Não há um prazo para terminar o processo administrativo, mas não deve ser superior ao tempo da auditoria do Tribunal de Contas, prevista para terminar em janeiro do ano que vem. A decisão de fazer essa nova análise acontece quatro dias depois do Governo ter suspendido a cobrança do pedágio na Terceira Ponte.

A suspensão foi feita com base no relatório técnico divulgado pelo Tribunal de Contas e que indicou muitas irregularidades nesse contrato. A mais grave é a suspeita de que a Rodosol teria lucrado quase R$ 800 milhões, dinheiro que deixou de ser investido em melhorias na ponte.

O procurador geral do Estado enfatizou que a decisão de suspender a cobrança do pedágio foi para beneficiar o usuário sem quebrar o contrato com a Rodosol, já que a auditoria ainda continua no TCES. Ao final ela pode ou não confirmar o que foi constatado pelo relatório técnico. A possibilidade de anular o contrato existe, mas por enquanto é só uma hipótese.

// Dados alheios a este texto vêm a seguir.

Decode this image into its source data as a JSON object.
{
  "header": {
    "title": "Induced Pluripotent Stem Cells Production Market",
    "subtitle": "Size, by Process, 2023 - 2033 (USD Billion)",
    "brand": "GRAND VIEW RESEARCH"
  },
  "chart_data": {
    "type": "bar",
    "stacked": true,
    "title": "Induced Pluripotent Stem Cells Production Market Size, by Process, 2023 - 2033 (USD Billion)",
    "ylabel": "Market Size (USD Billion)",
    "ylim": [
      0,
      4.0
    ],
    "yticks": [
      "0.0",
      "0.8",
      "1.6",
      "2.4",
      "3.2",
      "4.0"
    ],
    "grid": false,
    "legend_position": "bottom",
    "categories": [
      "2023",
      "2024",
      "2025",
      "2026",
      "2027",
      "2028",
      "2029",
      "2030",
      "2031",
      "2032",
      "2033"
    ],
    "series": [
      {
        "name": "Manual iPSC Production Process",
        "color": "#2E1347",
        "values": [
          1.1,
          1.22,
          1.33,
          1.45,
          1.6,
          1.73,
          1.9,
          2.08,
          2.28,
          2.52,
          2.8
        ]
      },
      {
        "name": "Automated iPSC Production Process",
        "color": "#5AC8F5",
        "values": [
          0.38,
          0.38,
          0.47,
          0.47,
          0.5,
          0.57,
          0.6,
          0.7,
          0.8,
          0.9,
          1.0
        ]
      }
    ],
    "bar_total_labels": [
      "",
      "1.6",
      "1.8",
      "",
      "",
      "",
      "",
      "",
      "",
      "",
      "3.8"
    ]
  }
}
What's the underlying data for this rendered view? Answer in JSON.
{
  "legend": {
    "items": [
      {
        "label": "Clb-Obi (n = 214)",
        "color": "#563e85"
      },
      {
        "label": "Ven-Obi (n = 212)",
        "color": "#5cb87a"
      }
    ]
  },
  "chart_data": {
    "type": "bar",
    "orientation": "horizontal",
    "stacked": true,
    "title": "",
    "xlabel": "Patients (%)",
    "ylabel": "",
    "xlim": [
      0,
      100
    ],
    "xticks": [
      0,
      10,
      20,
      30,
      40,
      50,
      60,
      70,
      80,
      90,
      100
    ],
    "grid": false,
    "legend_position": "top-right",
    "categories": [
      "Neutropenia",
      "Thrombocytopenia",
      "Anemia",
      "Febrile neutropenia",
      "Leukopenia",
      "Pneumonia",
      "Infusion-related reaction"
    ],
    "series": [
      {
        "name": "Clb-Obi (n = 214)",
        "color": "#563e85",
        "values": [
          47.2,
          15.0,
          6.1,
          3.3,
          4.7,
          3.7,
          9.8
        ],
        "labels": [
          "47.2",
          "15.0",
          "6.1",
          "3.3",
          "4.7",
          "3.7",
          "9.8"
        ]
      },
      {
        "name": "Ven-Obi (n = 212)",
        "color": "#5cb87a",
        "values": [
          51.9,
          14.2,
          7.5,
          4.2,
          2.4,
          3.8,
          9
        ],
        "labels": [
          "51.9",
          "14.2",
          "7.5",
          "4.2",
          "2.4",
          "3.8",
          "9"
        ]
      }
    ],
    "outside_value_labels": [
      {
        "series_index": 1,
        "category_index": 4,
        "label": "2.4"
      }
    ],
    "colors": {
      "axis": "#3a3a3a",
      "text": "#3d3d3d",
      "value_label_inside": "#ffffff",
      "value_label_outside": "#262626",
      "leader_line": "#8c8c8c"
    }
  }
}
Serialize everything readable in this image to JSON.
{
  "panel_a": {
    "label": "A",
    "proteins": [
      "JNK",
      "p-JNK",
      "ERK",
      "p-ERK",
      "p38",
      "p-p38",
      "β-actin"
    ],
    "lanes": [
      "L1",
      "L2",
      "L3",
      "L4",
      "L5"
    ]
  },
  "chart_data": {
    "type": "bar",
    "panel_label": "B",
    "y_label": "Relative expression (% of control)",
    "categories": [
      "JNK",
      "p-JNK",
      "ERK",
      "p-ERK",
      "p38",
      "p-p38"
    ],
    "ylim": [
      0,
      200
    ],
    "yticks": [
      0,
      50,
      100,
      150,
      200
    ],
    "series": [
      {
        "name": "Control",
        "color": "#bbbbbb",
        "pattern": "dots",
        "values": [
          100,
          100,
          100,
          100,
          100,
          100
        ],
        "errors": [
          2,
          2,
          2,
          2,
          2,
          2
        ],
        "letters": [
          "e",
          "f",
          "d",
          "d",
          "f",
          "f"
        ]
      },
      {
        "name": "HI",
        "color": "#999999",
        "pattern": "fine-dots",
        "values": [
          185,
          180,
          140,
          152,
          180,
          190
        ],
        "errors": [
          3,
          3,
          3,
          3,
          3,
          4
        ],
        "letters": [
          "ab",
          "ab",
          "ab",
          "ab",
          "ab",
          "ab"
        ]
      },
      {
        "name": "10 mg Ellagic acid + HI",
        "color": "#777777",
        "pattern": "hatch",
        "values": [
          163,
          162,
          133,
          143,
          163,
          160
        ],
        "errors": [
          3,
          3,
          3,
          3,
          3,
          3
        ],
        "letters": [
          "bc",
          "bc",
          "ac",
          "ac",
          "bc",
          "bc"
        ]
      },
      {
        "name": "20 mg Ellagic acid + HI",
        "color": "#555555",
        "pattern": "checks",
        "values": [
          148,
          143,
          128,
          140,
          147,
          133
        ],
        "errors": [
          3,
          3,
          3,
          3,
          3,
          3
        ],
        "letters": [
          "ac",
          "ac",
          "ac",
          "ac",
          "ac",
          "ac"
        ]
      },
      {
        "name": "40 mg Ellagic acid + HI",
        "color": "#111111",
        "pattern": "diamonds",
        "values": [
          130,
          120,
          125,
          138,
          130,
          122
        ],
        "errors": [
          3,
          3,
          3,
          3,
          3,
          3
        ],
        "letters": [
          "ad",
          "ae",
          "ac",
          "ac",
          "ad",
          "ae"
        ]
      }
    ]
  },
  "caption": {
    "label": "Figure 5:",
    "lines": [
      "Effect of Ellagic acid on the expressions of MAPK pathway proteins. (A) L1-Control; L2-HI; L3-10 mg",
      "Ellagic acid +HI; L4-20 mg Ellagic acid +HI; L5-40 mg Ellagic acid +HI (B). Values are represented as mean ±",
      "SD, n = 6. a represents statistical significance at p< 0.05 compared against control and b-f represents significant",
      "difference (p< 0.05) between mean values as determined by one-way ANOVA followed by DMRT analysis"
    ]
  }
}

A Rodosol informa que continuará prestando os serviços de manutenção, operação e conservação da Terceira Ponte. Apesar de considerar ter sido alvo de uma condenação prévia, já responsável pela instalação de um cenário da insegurança jurídica que prejudica o Estado como um todo, a Rodosol está estudando e avaliando as medidas cabíveis, dentro da legalidade e da responsabilidade. Já o Tribunal de Contas já fez a auditoria e não vai se pronunciar sobre as decisões do Governo.